- Interactive map of Long Iram
- Long Iram Location in Kalimantan and Indonesia Long Iram Long Iram (Kalimantan) Long Iram Long Iram (Indonesia)
- Coordinates: 0°1′5.17400″S 115°37′33.50845″E﻿ / ﻿0.0181038889°S 115.6259745694°E
- Country: Indonesia
- Province: East Kalimantan
- Regency: West Kutai
- District seat: Long Iram Kota

Government
- • District head (Camat): Burhanuddin

Area
- • Total: 1,459.45 km^{2} (563.50 sq mi)

Population (2023)
- • Total: 7,661
- • Density: 5.249/km^{2} (13.60/sq mi)
- Time zone: UTC+8 (ICT)
- Regional code: 64.07.05
- Villages: 11

= Long Iram =

District of West Kutai Regency, East Kalimantan

Long Iram (/id/) is a district of West Kutai Regency, East Kalimantan, Indonesia. As of 2023, it was inhabited by 7,661 people, and currently has a total area of 1,459.45 km^{2}. Its district seat is located at the village of Long Iram Kota.

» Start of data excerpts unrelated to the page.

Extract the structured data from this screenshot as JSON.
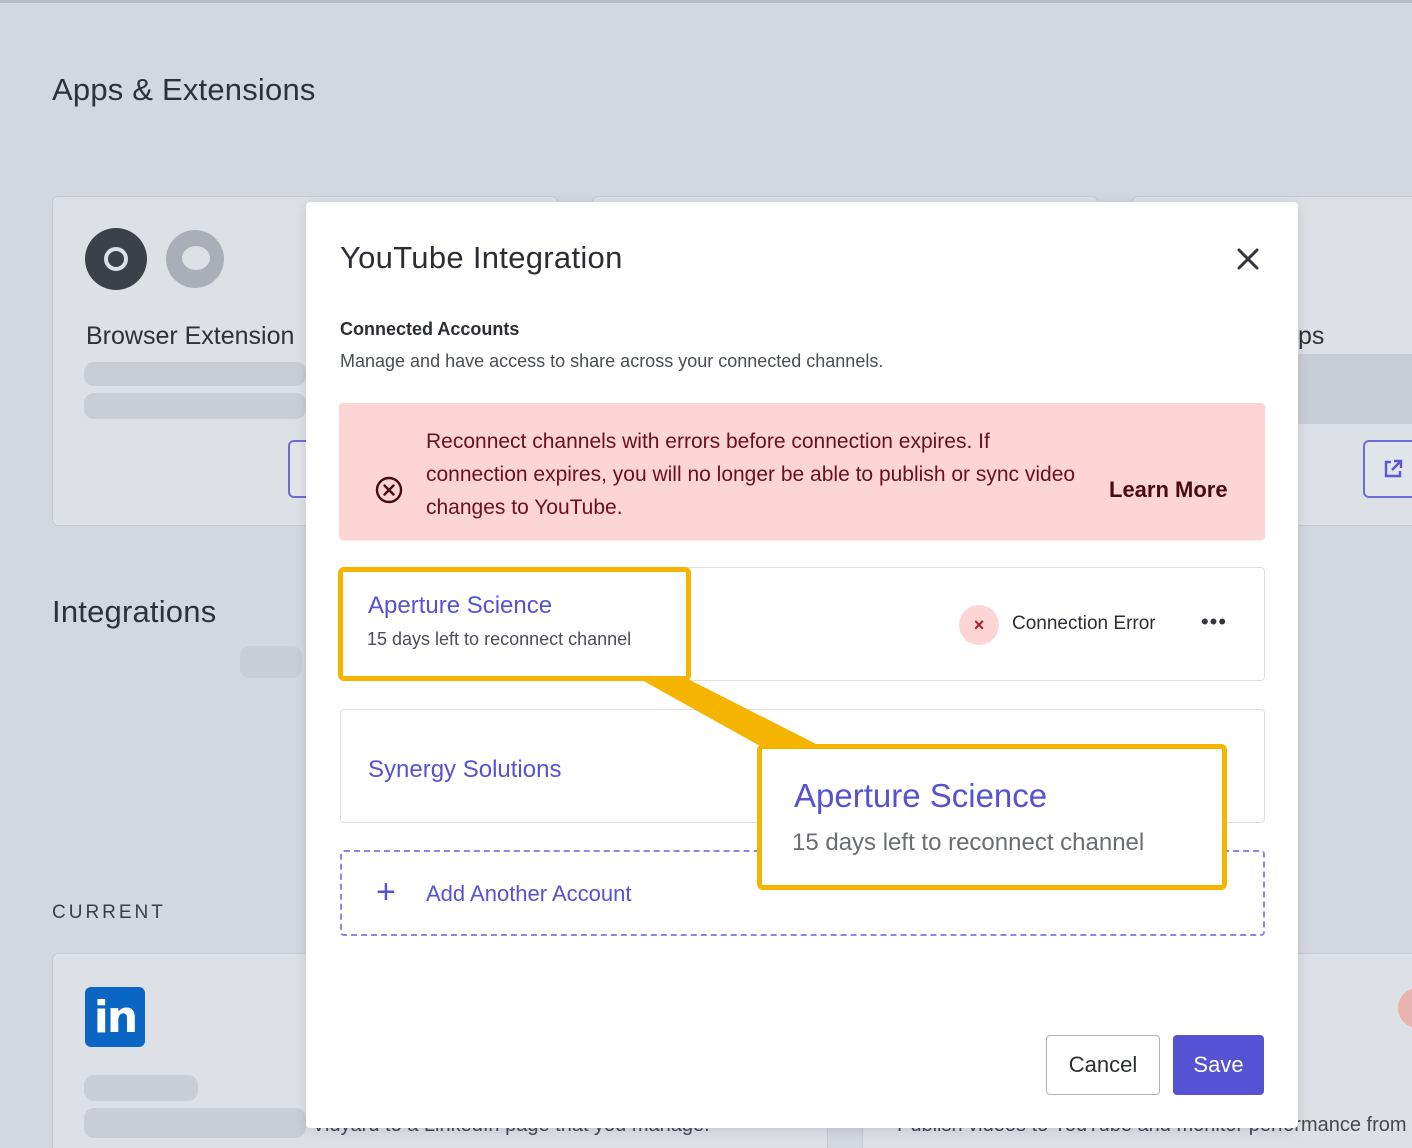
{
  "background": {
    "apps_heading": "Apps & Extensions",
    "integrations_heading": "Integrations",
    "current_label": "CURRENT",
    "browser_extension_title": "Browser Extension",
    "right_card_title_fragment": "ps",
    "linkedin_desc_fragment": "Vidyard to a LinkedIn page that you manage.",
    "youtube_desc_fragment": "Publish videos to YouTube and monitor performance from",
    "linkedin_icon_text": "in"
  },
  "modal": {
    "title": "YouTube Integration",
    "close_icon": "close-icon",
    "section_title": "Connected Accounts",
    "section_desc": "Manage and have access to share across your connected channels.",
    "alert": {
      "text": "Reconnect channels with errors before connection expires. If connection expires, you will no longer be able to publish or sync video changes to YouTube.",
      "link": "Learn More",
      "color": "#fdd5d5"
    },
    "accounts": [
      {
        "name": "Aperture Science",
        "subtitle": "15 days left to reconnect channel",
        "status": "Connection Error",
        "status_badge": "×",
        "menu": "•••"
      },
      {
        "name": "Synergy Solutions"
      }
    ],
    "add_account": {
      "icon": "+",
      "label": "Add Another Account"
    },
    "buttons": {
      "cancel": "Cancel",
      "save": "Save"
    }
  },
  "callout": {
    "name": "Aperture Science",
    "subtitle": "15 days left to reconnect channel",
    "color": "#f4b400"
  },
  "colors": {
    "accent": "#5652d4",
    "error_text": "#6b0f1c"
  }
}
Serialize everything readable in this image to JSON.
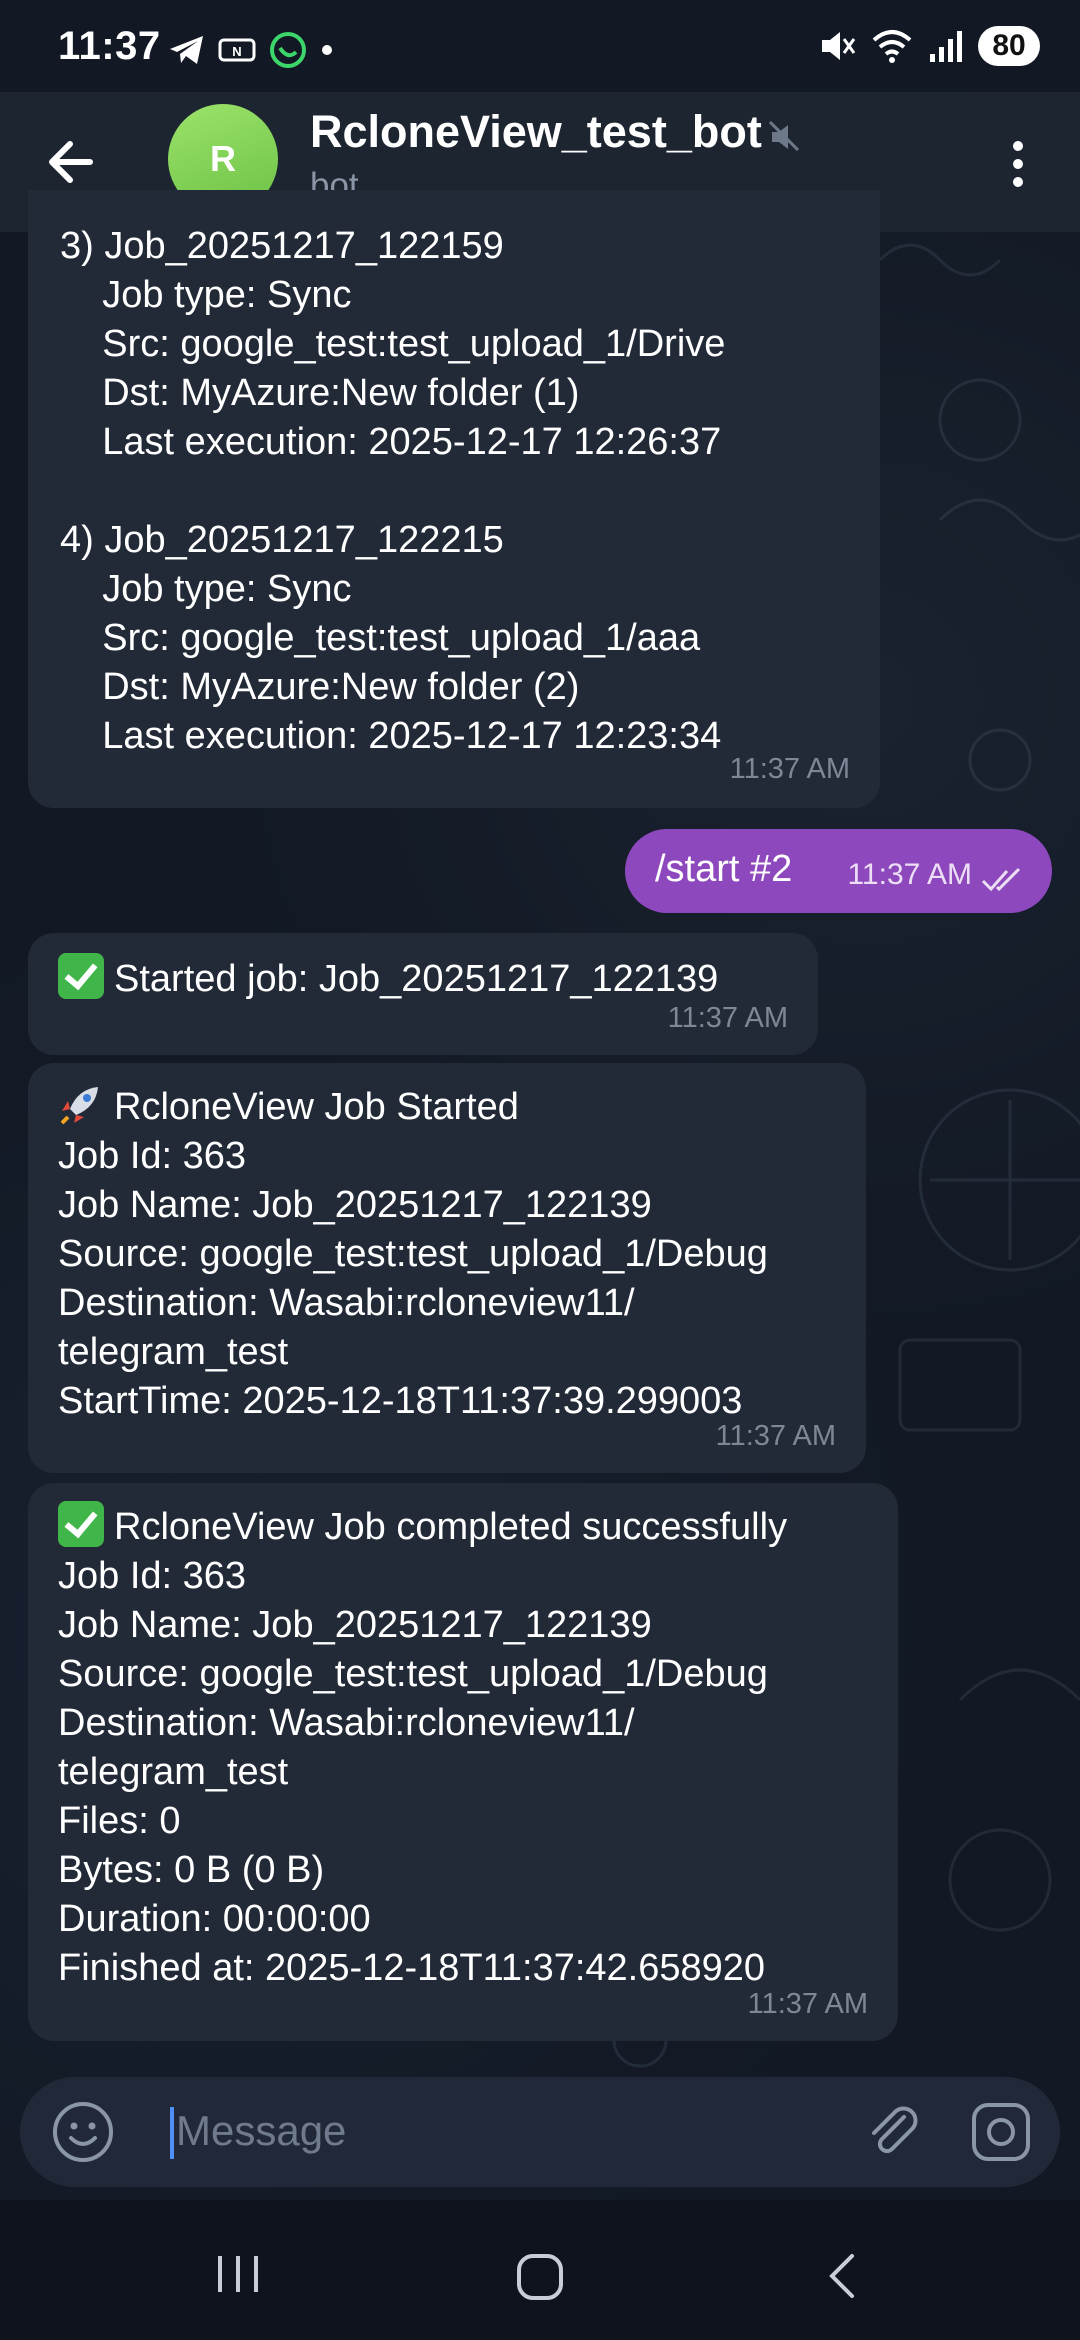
{
  "status_bar": {
    "time": "11:37",
    "battery": "80",
    "left_icons": [
      "telegram-icon",
      "nfc-icon",
      "whatsapp-icon",
      "dot-icon"
    ],
    "right_icons": [
      "mute-icon",
      "wifi-icon",
      "signal-icon",
      "battery-icon"
    ]
  },
  "header": {
    "avatar_letter": "R",
    "title": "RcloneView_test_bot",
    "subtitle": "bot"
  },
  "messages": [
    {
      "id": "jobs-list",
      "text": "3) Job_20251217_122159\n    Job type: Sync\n    Src: google_test:test_upload_1/Drive\n    Dst: MyAzure:New folder (1)\n    Last execution: 2025-12-17 12:26:37\n\n4) Job_20251217_122215\n    Job type: Sync\n    Src: google_test:test_upload_1/aaa\n    Dst: MyAzure:New folder (2)\n    Last execution: 2025-12-17 12:23:34",
      "time": "11:37 AM"
    },
    {
      "id": "outgoing",
      "text": "/start #2",
      "time": "11:37 AM"
    },
    {
      "id": "started",
      "text": "Started job: Job_20251217_122139",
      "time": "11:37 AM"
    },
    {
      "id": "job-started",
      "text": "RcloneView Job Started\nJob Id: 363\nJob Name: Job_20251217_122139\nSource: google_test:test_upload_1/Debug\nDestination: Wasabi:rcloneview11/\ntelegram_test\nStartTime: 2025-12-18T11:37:39.299003",
      "time": "11:37 AM"
    },
    {
      "id": "job-completed",
      "text": "RcloneView Job completed successfully\nJob Id: 363\nJob Name: Job_20251217_122139\nSource: google_test:test_upload_1/Debug\nDestination: Wasabi:rcloneview11/\ntelegram_test\nFiles: 0\nBytes: 0 B (0 B)\nDuration: 00:00:00\nFinished at: 2025-12-18T11:37:42.658920",
      "time": "11:37 AM"
    }
  ],
  "composer": {
    "placeholder": "Message"
  },
  "colors": {
    "outgoing_bubble": "#8e48bd",
    "incoming_bubble": "#232a37",
    "avatar": "#7fd157",
    "background": "#121924"
  }
}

Long Iram shares borders with Long Hubung (Mahakam Ulu) to the north, Linggang Bigung to the west, and Tering to the south and east.

== History ==
On 11 June 1996, Long Hubung was created as a separate district from Long Iram. This move was soon followed by the creation of the districts of Linggang Bigung on 16 July 1999 (involving only the villages of Linggang Tutung, Linggang Melapeh Baru, and Linggang Bigung Baru), then Laham (from Long Hubung) and Tering (added with two villages from Melak) on 5 June 2003. Since its formation in 2013, Long Hubung and Laham now belong to Mahakam Ulu Regency, in contrast with three other districts, all of which are still part of West Kutai.